This is the mail archive of the
libc-alpha@sourceware.org
mailing list for the glibc project.
[PATCH][malloc] Speedup fastbin paths
- From: Wilco Dijkstra <Wilco dot Dijkstra at arm dot com>
- To: "libc-alpha at sourceware dot org" <libc-alpha at sourceware dot org>, "dj at redhat dot com" <dj at redhat dot com>
- Cc: nd <nd at arm dot com>
- Date: Thu, 28 Sep 2017 15:28:14 +0000
- Subject: [PATCH][malloc] Speedup fastbin paths
- Authentication-results: sourceware.org; auth=none
- Authentication-results: spf=none (sender IP is ) smtp.mailfrom=Wilco dot Dijkstra at arm dot com;
- Nodisclaimer: True
- Spamdiagnosticmetadata: NSPM
- Spamdiagnosticoutput: 1:99
This patch speeds up the fastbin paths. When an application is
single-threaded, we can execute a simpler, faster fastbin path.
Doing this at a high level means we only need a single check
which can bypass multiple locks, atomic instructions and related
extra complexity.
The speedup for fastbin allocations on AArch64 is about 2.4 times.

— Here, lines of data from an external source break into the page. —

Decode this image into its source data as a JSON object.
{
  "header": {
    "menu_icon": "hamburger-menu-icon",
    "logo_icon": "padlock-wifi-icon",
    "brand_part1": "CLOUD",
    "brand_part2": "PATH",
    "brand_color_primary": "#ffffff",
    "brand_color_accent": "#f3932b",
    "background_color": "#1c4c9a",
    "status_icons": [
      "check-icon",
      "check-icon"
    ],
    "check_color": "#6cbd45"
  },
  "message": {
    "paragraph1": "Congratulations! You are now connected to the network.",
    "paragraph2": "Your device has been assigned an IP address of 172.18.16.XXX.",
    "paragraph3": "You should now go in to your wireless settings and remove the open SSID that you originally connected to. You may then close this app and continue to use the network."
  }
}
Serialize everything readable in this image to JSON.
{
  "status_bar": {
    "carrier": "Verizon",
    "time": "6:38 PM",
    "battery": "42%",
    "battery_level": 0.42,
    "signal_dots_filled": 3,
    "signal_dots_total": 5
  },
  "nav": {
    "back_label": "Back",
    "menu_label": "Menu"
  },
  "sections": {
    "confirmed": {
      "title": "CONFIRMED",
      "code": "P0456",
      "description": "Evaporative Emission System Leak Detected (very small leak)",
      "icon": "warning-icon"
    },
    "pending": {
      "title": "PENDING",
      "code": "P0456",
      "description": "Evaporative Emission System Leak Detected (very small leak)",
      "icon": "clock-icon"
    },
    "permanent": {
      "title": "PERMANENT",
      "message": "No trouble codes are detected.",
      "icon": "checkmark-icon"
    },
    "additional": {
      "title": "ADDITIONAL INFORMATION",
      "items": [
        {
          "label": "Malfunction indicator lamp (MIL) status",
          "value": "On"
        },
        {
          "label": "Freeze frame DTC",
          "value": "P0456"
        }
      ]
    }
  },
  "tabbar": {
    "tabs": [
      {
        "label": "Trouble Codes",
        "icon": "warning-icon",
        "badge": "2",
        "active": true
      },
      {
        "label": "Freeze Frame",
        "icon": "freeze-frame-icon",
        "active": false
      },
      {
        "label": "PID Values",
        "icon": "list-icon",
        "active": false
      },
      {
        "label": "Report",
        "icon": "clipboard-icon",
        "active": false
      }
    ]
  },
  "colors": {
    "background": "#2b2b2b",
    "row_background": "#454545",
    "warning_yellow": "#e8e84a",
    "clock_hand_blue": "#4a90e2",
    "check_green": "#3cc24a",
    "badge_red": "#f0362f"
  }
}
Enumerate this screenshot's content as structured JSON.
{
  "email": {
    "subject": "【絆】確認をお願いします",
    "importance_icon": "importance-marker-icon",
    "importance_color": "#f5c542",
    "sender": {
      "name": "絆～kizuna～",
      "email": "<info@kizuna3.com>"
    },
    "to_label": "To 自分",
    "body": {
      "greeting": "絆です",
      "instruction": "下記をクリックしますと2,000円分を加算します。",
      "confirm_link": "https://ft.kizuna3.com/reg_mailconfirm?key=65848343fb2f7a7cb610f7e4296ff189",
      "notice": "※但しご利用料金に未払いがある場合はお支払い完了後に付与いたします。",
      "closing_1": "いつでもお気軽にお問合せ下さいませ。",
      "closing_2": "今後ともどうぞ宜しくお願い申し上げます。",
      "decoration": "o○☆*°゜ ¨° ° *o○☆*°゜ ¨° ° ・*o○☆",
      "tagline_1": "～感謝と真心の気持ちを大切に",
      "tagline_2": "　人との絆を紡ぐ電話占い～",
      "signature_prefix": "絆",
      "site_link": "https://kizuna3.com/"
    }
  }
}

The number of load/store exclusive instructions is now zero in
single-threaded scenarios.
Also inline tcache_get and tcache_put for a 16% performance gain
of the tcache fast paths.
Bench-malloc-thread speeds up by an extra ~5% on top of the previous
patch for the single-threaded case and ~2.5% for the multi-threaded
case (in total ~9% for 1 thread and ~6% for 32 threads with the
have_fastchunk improvement).
Passes GLIBC tests. OK to commit?
ChangeLog:
2017-09-28 Wilco Dijkstra <wdijkstr@arm.com>
* malloc/malloc.c (sysdep-cancel.h): Add include.
(tcache_put): Inline.
(tcache_get): Inline.
(__libc_malloc): Add SINGLE_THREAD_P path.
(_int_malloc): Likewise.
(_int_free): Likewise.
--
diff --git a/malloc/malloc.c b/malloc/malloc.c
index 082c2b927727bff441cf48744265628d0bc40add..88cfd25766eba6787faeb7195d95b73d7a4637ab 100644
--- a/malloc/malloc.c
+++ b/malloc/malloc.c
@@ -243,6 +243,10 @@
#include <malloc/malloc-internal.h>
+/* For SINGLE_THREAD_P. */
+#include <sysdep-cancel.h>
+
+
/*
Debugging:
@@ -2909,7 +2913,7 @@ static __thread tcache_perthread_struct *tcache = NULL;
/* Caller must ensure that we know tc_idx is valid and there's room
for more chunks. */
-static void
+static inline void
tcache_put (mchunkptr chunk, size_t tc_idx)
{
tcache_entry *e = (tcache_entry *) chunk2mem (chunk);
@@ -2921,7 +2925,7 @@ tcache_put (mchunkptr chunk, size_t tc_idx)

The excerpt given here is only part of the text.